I lack the in-depth knowledge but correcting p-value thresholds for multiple hyp...

bogtog · on Oct 4, 2024

Correcting for p-values in brain imaging research is kinda elaborate, since you are essentially performing a t-test separately for each brain voxel. A brain image like the authors' will have about a million voxels (0.7 x 0.7 x 0.7 mm voxels). For multiple hypothesis correction, correcting for 1 million tests would be overly strict because neighboring voxels are highly correlated with one another, and it's unlikely for brain effects to really be confined to such a small area. Hence, researchers usually define a primary threshold for voxels (here p < .001 uncorrected), and then look for patches of many p < .001 voxels together. Here, the authors stated that they looked for patches of at least 50 contiguous voxels. The authors are just using some loose old-timey heuristic without justification or citation. These have been getting phased out mostly in the past decade. These types of heuristics don't actually test to establish that these thresholds won't yield tons of false positives (one of the best ways to do this is to basically randomly shuffle your data and see what are the actual cluster sizes generated by chance).
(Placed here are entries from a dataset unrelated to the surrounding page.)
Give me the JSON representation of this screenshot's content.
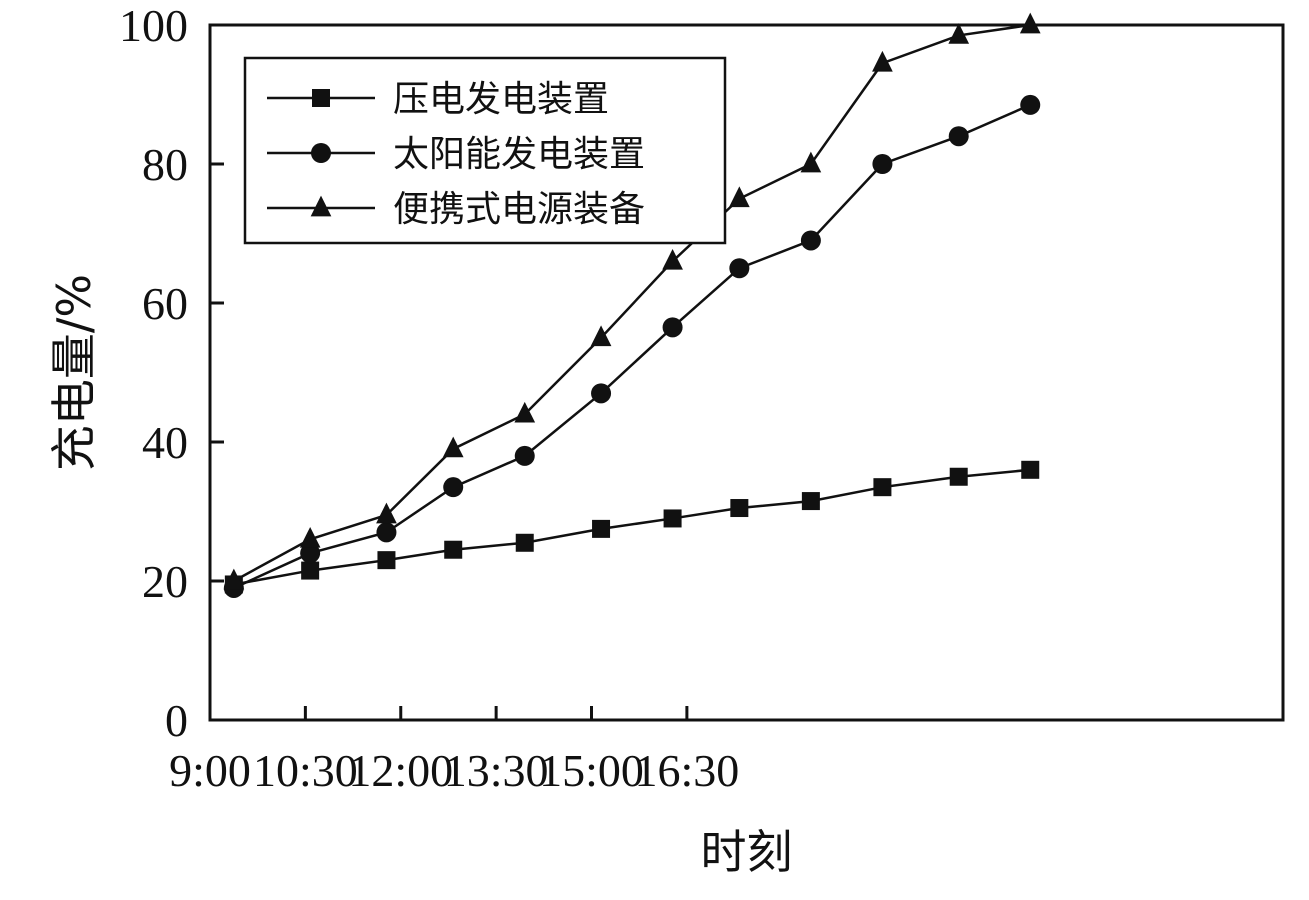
{
  "chart_data": {
    "type": "line",
    "xlabel": "时刻",
    "ylabel": "充电量/%",
    "x_tick_labels": [
      "9:00",
      "10:30",
      "12:00",
      "13:30",
      "15:00",
      "16:30"
    ],
    "xlim": [
      0,
      11.25
    ],
    "ylim": [
      0,
      100
    ],
    "y_ticks": [
      0,
      20,
      40,
      60,
      80,
      100
    ],
    "legend_position": "top-left",
    "grid": false,
    "x": [
      0.25,
      1.05,
      1.85,
      2.55,
      3.3,
      4.1,
      4.85,
      5.55,
      6.3,
      7.05,
      7.85,
      8.6
    ],
    "series": [
      {
        "name": "压电发电装置",
        "marker": "square",
        "values": [
          19.5,
          21.5,
          23,
          24.5,
          25.5,
          27.5,
          29,
          30.5,
          31.5,
          33.5,
          35,
          36
        ]
      },
      {
        "name": "太阳能发电装置",
        "marker": "circle",
        "values": [
          19,
          24,
          27,
          33.5,
          38,
          47,
          56.5,
          65,
          69,
          80,
          84,
          88.5
        ]
      },
      {
        "name": "便携式电源装备",
        "marker": "triangle",
        "values": [
          20,
          26,
          29.5,
          39,
          44,
          55,
          66,
          75,
          80,
          94.5,
          98.5,
          100
        ]
      }
    ]
  }
}
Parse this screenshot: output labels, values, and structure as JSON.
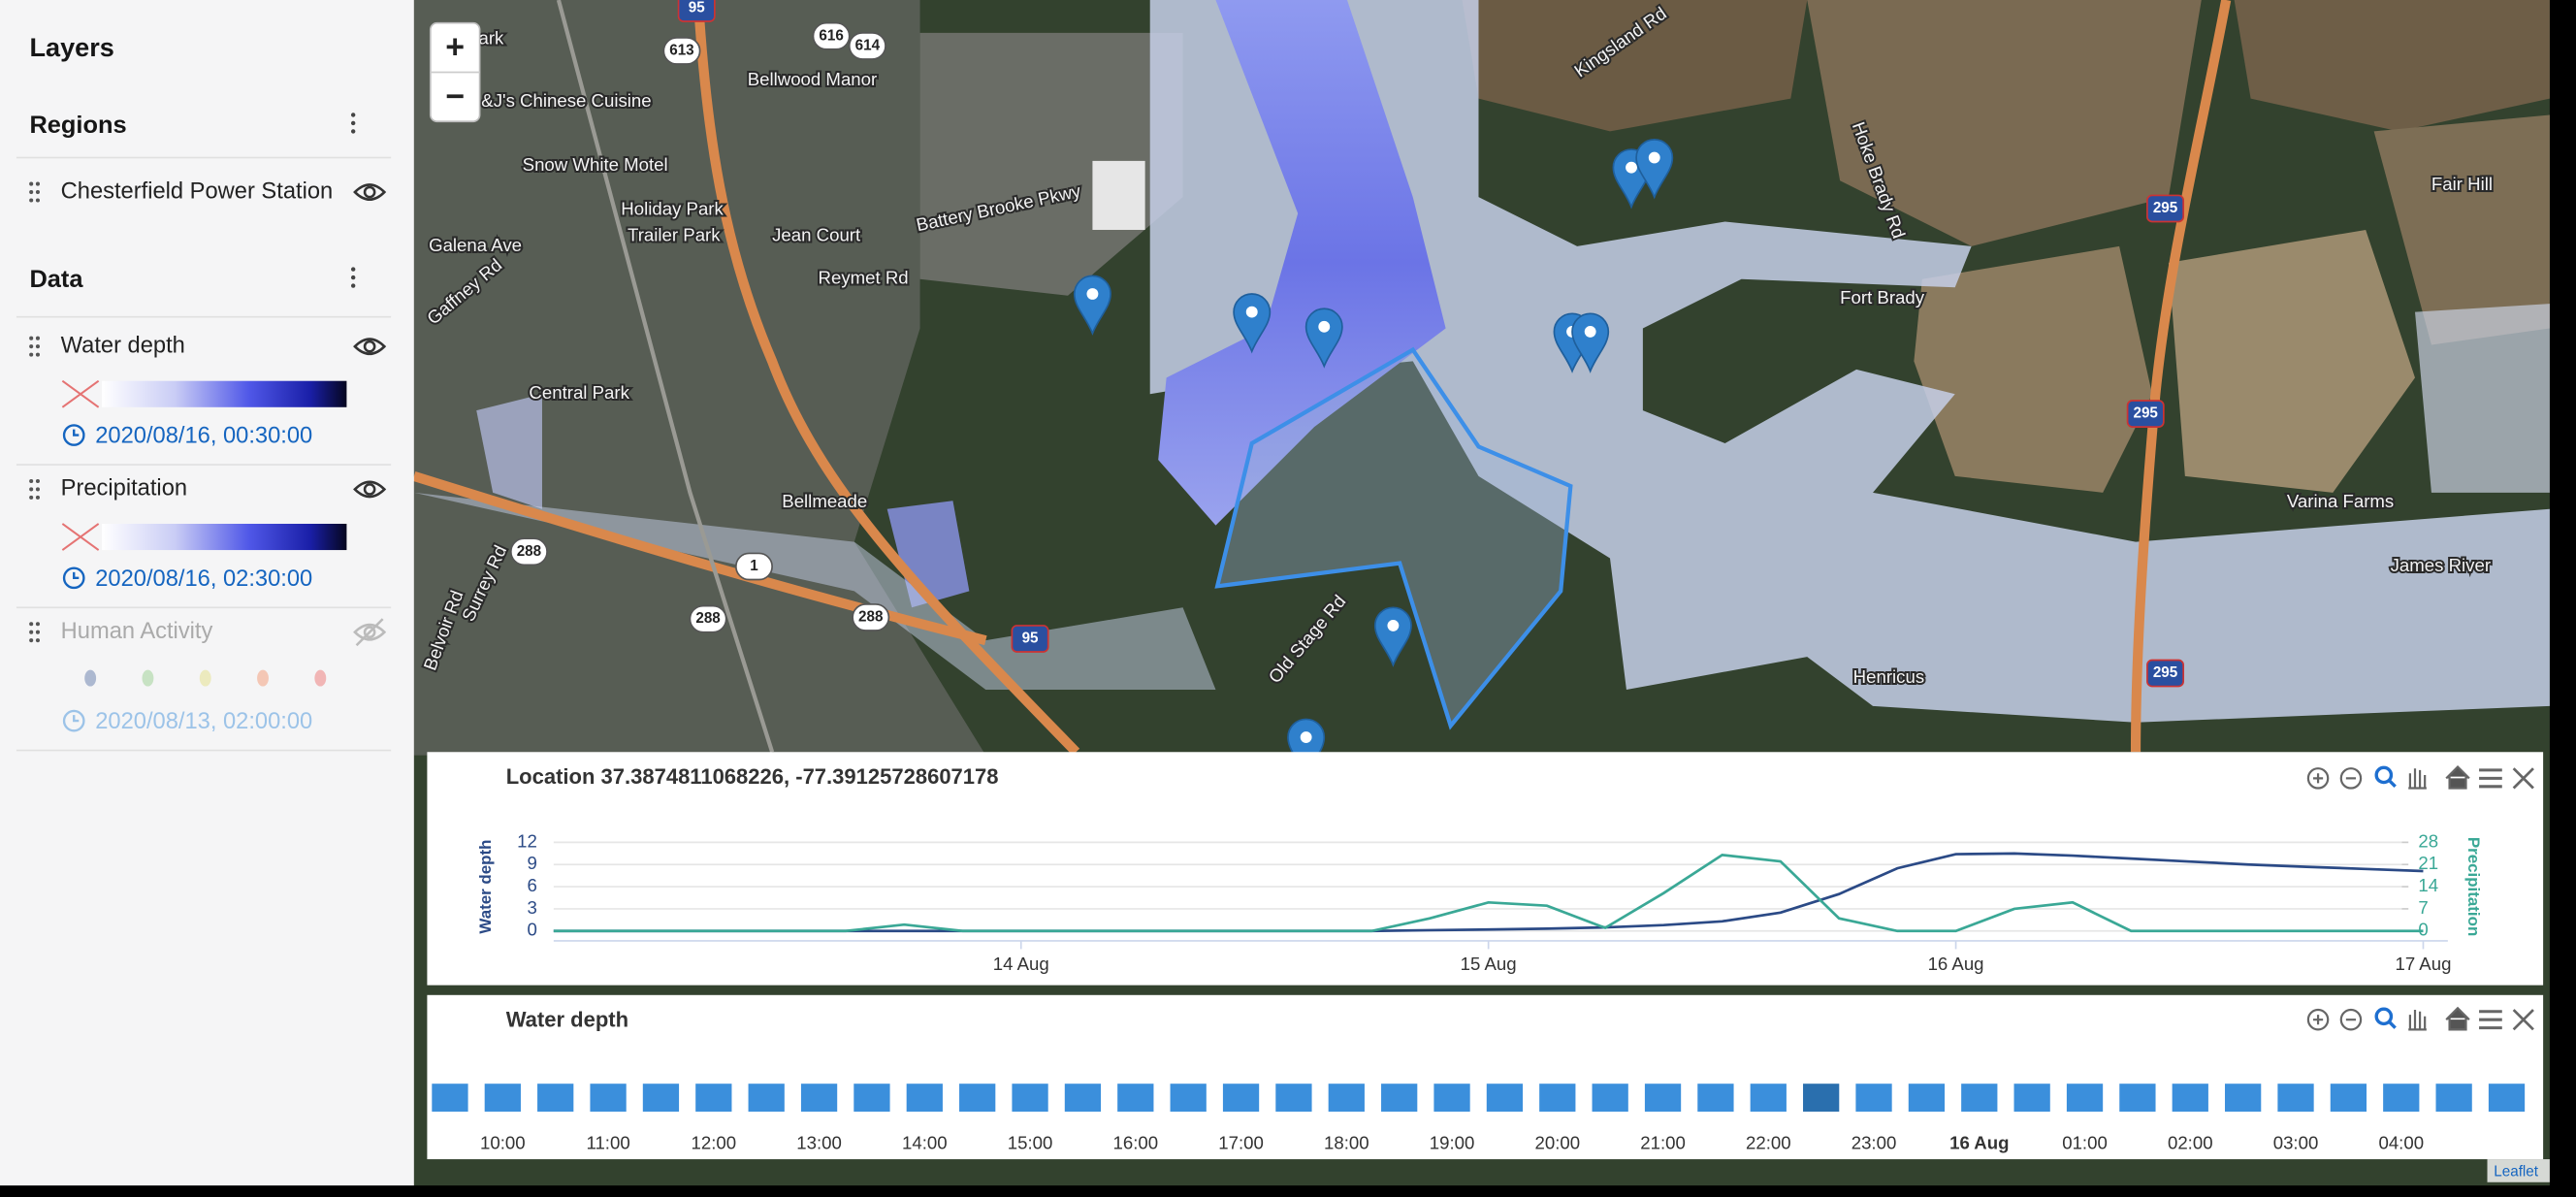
{
  "sidebar": {
    "title": "Layers",
    "regions": {
      "title": "Regions",
      "items": [
        {
          "name": "Chesterfield Power Station",
          "visible": true
        }
      ]
    },
    "data": {
      "title": "Data",
      "layers": [
        {
          "name": "Water depth",
          "time": "2020/08/16, 00:30:00",
          "visible": true
        },
        {
          "name": "Precipitation",
          "time": "2020/08/16, 02:30:00",
          "visible": true
        },
        {
          "name": "Human Activity",
          "time": "2020/08/13, 02:00:00",
          "visible": false
        }
      ]
    }
  },
  "map": {
    "zoom_in": "+",
    "zoom_out": "−",
    "attribution": "Leaflet",
    "labels": [
      "Park",
      "Bellwood Manor",
      "&J's Chinese Cuisine",
      "Snow White Motel",
      "Holiday Park",
      "Trailer Park",
      "Jean Court",
      "Battery Brooke Pkwy",
      "Reymet Rd",
      "Galena Ave",
      "Gaffney Rd",
      "Central Park",
      "Bellmeade",
      "Kingsland Rd",
      "Hoke Brady Rd",
      "Fair Hill",
      "Fort Brady",
      "Varina Farms",
      "James River",
      "Henricus",
      "Old Stage Rd",
      "Surrey Rd",
      "Belvoir Rd"
    ],
    "shields": [
      "95",
      "613",
      "616",
      "614",
      "288",
      "1",
      "288",
      "288",
      "95",
      "295",
      "295",
      "295"
    ]
  },
  "chart_data": [
    {
      "type": "line",
      "title": "Location 37.3874811068226, -77.39125728607178",
      "ylabel": "Water depth",
      "y2label": "Precipitation",
      "x": [
        13,
        13.125,
        13.25,
        13.375,
        13.5,
        13.625,
        13.75,
        13.875,
        14,
        14.125,
        14.25,
        14.375,
        14.5,
        14.625,
        14.75,
        14.875,
        15,
        15.125,
        15.25,
        15.375,
        15.5,
        15.625,
        15.75,
        15.875,
        16,
        16.125,
        16.25,
        16.375,
        16.5,
        16.625,
        16.75,
        16.875,
        17
      ],
      "xlim": [
        13,
        17
      ],
      "xticks": [
        {
          "value": 14,
          "label": "14 Aug"
        },
        {
          "value": 15,
          "label": "15 Aug"
        },
        {
          "value": 16,
          "label": "16 Aug"
        },
        {
          "value": 17,
          "label": "17 Aug"
        }
      ],
      "ylim": [
        0,
        12
      ],
      "yticks": [
        0,
        3,
        6,
        9,
        12
      ],
      "y2lim": [
        0,
        28
      ],
      "y2ticks": [
        0,
        7,
        14,
        21,
        28
      ],
      "grid": true,
      "series": [
        {
          "color": "#2b4a86",
          "values": [
            0,
            0,
            0,
            0,
            0,
            0,
            0,
            0,
            0,
            0,
            0,
            0,
            0,
            0,
            0,
            0.1,
            0.2,
            0.3,
            0.5,
            0.8,
            1.3,
            2.5,
            5,
            8.5,
            10.4,
            10.5,
            10.2,
            9.8,
            9.4,
            9.0,
            8.7,
            8.4,
            8.1
          ]
        },
        {
          "color": "#3aa896",
          "axis": "y2",
          "values": [
            0,
            0,
            0,
            0,
            0,
            0,
            2,
            0,
            0,
            0,
            0,
            0,
            0,
            0,
            0,
            4,
            9,
            8,
            1,
            12,
            24,
            22,
            4,
            0,
            0,
            7,
            9,
            0,
            0,
            0,
            0,
            0,
            0
          ]
        }
      ]
    },
    {
      "type": "timeline",
      "title": "Water depth",
      "categories": [
        "10:00",
        "11:00",
        "12:00",
        "13:00",
        "14:00",
        "15:00",
        "16:00",
        "17:00",
        "18:00",
        "19:00",
        "20:00",
        "21:00",
        "22:00",
        "23:00",
        "16 Aug",
        "01:00",
        "02:00",
        "03:00",
        "04:00"
      ],
      "color": "#3b8fdc"
    }
  ]
}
> some basic error like this would never pass peer review

It indeed shouldn't pass peer review! Yet, here we are. I think standards have gotten better since the paper's publication (2018), but there are no doubt there are still many reviewers who don't have a good intuition about what a significant cluster size should be. Off the top of my head, I can't give an exact number on the cluster size needed, but I'd be willing to bet a ton that what the authors used is not enough.